In short, users can now not only obtain publicly generated images from Ideogram but also upload their own images and generate text-based descriptions for them. These descriptions can then serve as prompts to generate highly similar images. If desired, users can also modify the generated descriptions to adjust the output according to their needs.

But the surprises don't end there.

In addition to adding descriptions to reference images, Ideogram has also introduced negative prompts and provided options on the platform to choose between "quick," "default," or "quality" modes. As the names suggest, the former allows users to provide negative prompts and inform the model about content they do not want to see in the output. This feature aims to help users remove certain objects or adjust the generated style.

Meanwhile, the latter allows users to control the speed of output generation. According to Ideogram, the quick mode can generate an image in about five seconds but with basic quality, while the quality mode focuses on photo realism and details, taking approximately 20 seconds. The default mode strikes a balance between speed and quality, taking around 12 seconds.

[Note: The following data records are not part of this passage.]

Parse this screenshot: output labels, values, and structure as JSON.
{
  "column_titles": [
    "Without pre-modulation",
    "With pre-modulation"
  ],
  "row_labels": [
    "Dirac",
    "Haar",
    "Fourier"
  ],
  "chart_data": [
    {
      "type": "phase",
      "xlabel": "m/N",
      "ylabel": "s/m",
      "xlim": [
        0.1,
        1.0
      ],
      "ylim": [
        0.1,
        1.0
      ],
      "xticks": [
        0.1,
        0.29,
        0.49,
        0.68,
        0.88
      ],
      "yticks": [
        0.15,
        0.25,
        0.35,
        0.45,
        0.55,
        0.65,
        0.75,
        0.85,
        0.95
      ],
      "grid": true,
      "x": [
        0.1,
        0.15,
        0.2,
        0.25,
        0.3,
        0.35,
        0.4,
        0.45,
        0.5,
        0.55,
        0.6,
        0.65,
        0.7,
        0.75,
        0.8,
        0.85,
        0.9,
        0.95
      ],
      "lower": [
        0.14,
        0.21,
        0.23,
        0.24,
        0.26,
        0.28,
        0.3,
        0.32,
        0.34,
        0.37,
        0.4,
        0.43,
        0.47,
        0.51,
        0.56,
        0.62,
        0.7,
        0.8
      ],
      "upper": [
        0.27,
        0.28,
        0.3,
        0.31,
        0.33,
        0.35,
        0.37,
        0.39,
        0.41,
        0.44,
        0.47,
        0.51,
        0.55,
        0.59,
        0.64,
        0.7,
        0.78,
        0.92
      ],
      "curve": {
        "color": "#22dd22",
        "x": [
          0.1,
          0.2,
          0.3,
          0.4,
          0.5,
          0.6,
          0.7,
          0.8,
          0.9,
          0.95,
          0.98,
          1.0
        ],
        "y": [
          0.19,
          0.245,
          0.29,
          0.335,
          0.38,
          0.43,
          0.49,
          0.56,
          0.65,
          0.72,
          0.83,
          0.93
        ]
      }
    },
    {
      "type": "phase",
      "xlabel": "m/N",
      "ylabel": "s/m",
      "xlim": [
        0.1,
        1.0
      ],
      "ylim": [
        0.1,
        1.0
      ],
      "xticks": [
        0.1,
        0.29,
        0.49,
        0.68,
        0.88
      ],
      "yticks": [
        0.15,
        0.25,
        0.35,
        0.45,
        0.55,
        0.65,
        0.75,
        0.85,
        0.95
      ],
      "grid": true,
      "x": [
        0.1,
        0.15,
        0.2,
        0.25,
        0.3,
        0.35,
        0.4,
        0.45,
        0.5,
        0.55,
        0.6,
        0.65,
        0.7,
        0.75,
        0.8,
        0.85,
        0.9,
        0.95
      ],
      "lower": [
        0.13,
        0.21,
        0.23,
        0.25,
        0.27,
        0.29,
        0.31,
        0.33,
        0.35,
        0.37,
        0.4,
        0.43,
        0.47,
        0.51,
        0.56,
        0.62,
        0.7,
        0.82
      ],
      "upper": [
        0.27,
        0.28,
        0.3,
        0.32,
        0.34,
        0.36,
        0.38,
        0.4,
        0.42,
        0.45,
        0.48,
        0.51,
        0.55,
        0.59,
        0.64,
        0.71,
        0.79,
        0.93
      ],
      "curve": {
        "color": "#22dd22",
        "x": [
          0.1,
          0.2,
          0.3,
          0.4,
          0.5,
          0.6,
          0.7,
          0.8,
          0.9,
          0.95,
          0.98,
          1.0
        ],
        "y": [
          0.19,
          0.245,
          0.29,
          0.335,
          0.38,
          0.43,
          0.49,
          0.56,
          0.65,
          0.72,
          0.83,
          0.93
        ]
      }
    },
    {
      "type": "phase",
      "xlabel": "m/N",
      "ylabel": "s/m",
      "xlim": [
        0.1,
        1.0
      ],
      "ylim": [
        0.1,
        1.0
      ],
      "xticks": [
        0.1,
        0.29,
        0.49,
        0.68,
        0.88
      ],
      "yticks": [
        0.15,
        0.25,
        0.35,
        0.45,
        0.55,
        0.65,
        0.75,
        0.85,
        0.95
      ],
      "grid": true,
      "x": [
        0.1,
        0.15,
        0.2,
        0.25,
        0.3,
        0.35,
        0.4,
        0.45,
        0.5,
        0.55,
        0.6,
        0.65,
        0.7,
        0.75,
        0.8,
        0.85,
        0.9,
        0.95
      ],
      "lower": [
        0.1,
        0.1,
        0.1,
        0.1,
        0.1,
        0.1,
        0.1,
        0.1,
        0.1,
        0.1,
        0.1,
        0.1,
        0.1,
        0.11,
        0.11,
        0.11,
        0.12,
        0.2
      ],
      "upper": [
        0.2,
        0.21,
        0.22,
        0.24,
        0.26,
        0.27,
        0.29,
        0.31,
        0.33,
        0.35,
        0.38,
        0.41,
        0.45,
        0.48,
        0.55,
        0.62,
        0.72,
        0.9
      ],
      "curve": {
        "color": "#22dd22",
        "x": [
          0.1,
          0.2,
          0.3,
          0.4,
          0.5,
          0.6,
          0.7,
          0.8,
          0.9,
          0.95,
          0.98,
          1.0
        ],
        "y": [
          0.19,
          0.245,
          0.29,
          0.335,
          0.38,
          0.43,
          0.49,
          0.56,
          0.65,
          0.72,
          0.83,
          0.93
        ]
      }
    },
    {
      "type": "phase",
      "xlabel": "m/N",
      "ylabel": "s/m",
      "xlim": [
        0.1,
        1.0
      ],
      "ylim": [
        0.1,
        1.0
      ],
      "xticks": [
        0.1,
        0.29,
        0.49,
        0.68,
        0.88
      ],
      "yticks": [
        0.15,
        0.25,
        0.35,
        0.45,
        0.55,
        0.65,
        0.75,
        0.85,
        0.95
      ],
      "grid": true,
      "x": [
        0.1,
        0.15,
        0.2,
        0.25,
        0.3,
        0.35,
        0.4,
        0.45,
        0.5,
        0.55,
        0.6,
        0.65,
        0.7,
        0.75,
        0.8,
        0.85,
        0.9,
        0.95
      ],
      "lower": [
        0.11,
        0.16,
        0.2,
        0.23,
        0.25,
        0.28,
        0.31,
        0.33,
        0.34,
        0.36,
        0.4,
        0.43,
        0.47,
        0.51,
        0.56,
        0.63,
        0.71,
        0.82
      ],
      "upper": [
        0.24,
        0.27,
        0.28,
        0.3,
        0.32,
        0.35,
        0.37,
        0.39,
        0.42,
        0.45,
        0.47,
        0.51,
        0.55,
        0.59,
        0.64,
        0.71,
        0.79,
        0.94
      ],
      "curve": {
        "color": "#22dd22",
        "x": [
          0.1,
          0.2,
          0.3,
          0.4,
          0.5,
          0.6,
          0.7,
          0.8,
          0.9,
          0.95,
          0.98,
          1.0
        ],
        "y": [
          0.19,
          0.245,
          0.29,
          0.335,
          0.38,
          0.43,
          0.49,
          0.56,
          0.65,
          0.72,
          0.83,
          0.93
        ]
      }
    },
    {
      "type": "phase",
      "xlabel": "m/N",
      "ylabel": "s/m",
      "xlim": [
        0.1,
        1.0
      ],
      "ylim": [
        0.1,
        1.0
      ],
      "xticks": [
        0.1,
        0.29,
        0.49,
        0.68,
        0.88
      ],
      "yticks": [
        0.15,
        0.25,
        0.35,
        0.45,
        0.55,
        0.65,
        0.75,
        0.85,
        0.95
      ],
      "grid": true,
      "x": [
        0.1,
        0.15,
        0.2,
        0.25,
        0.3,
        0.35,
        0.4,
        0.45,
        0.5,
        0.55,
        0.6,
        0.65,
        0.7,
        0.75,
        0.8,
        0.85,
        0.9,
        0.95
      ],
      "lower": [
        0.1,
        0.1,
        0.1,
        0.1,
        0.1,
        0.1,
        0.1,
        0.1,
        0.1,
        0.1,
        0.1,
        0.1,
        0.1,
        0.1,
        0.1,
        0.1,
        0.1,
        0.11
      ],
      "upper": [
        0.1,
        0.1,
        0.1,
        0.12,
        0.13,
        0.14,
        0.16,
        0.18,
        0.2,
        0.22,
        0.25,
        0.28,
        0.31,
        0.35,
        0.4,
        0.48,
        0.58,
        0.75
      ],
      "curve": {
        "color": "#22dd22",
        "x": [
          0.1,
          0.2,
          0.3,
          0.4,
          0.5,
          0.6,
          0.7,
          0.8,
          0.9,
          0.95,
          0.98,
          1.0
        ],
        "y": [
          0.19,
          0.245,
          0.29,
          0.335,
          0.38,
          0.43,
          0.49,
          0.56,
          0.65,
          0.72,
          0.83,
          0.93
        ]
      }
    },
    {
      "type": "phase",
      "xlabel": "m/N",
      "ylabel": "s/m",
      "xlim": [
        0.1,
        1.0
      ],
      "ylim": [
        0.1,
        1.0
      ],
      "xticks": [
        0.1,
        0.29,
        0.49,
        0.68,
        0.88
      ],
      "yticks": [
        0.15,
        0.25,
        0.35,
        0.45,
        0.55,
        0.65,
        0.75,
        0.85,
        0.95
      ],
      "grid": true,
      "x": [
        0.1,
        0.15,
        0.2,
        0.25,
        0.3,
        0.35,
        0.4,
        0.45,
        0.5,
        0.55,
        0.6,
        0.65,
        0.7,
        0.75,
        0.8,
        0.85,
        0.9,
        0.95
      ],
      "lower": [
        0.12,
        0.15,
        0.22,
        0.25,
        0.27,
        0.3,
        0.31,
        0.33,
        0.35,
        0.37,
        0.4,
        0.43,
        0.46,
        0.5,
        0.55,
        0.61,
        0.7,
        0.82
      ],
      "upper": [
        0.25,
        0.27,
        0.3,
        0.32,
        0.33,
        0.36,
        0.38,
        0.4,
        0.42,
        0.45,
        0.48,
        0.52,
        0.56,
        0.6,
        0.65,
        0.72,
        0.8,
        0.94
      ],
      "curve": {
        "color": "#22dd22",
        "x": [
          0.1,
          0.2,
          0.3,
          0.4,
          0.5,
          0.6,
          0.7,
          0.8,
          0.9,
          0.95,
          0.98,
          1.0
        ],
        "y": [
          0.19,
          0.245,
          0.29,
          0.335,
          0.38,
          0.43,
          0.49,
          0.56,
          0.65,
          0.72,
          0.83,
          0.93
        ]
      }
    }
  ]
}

Although it is currently unclear how many users will actually utilize these modes, Ideogram states that users can use these options to quickly generate basic images and iterate on them to achieve higher-quality results.

Improved photo realism and text rendering

Lastly, Ideogram also claims that with the latest updates, it has further enhanced its text rendering capabilities, reducing error rates by 15%. While this may seem like a small change, the company states that its performance in generating characters and words has surpassed that of DALL-3 Vivid.

Although Ideogram has not shared statistical data comparing its upgraded model with Midjourney, a leading AI image generation category, it does claim that the model provides stronger image coherence and photo realism in the output, preferred by more human evaluators.

"In terms of prompt alignment, image coherence, and text rendering quality, human evaluators prefer the images generated by the upgraded model, with a 30% to 50% improvement compared to the previous version," wrote the company in a blog post.

Currently, negative prompts and the new speed modes are only available to Ideogram Basic and Plus plan subscribers. As for the availability of the captioning feature for reference images, there is currently no clear information. However, we speculate that it may be free, as it is similar to the Remix feature offered by the company, which allows users to generate images similar to existing reference images. The improvements in text and image coherence are available to all users.